Rather than answer the monarch, he turned his head to her. She was lovely. This light in his life.

His ruinous star.

“Well, Your Majesty,” he said, taking a deep breath to compose himself. “I can try to explain the whole situation.”

The Queen, however, waved her hand at him irritably. “The duchess has already explained everything she needed to convey to me. But it is most apparent that she has explained nothing of the terms of her agreement with me to you .

“Despite your impudent words to me, I find I am no longer quite so wroth with you , Lord Fitzroy. Indeed, I would have granted you my permission to embark upon this plan—had you come to us to request it.”

A black suspicion was growing in Fitzroy, and he glanced at Charity, who nearly looked as if she was trying not to weep.

“Your Majesty, I beg your forgiveness. He only regained consciousness the day prior, and I thought he was still too ill?—”

The duchess had struck a bargain with the Queen that involved him. Without him. And it was clear from her posture and intonation that she knew he would have never approved of it.

His heart shattered into pieces.

The Queen gave her diamond a look that cowed her into silence, and then she turned her implacable stare upon him.

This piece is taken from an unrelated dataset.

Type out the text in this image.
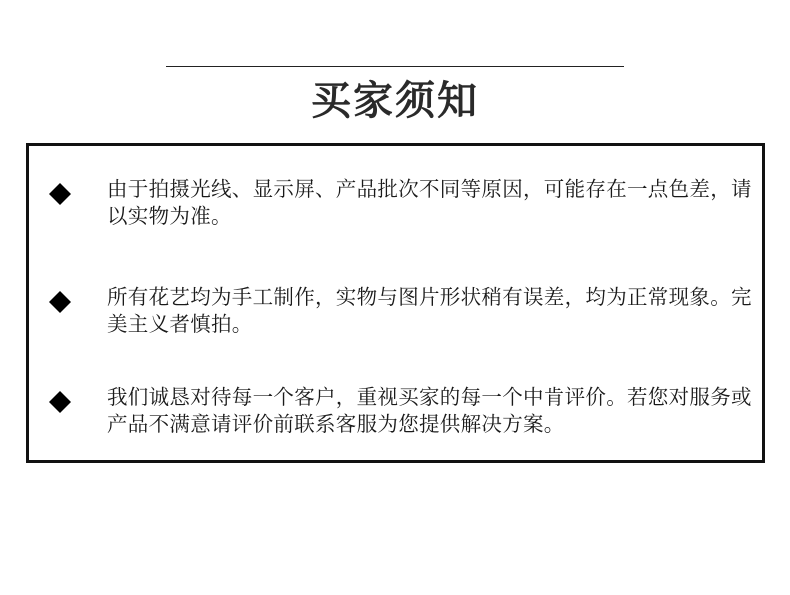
买家须知

由于拍摄光线、显示屏、产品批次不同等原因，可能存在一点色差，请以实物为准。

所有花艺均为手工制作，实物与图片形状稍有误差，均为正常现象。完美主义者慎拍。

我们诚恳对待每一个客户，重视买家的每一个中肯评价。若您对服务或产品不满意请评价前联系客服为您提供解决方案。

“The Duchess Atholl begged your pardon because she believed your loyalties could be bent by both your mother and some sinister group. She offered up your life, your loyalty, and your servitude to me, promising that you were valuable, and would run England’s enemies to the ground both within and without.

“On that agreement, I granted the pardon, and agreed to provide you with protection against your mother and anyone else who might want you dead. I was most vexed because that was a conditional offering, Lord Fitzroy. But you could hardly show the proper deference if you were not made aware of the conditions, could you?” The Queen shifted the full weight of her gaze onto Charity. “Well, my diamond, why did you fail to tell him?”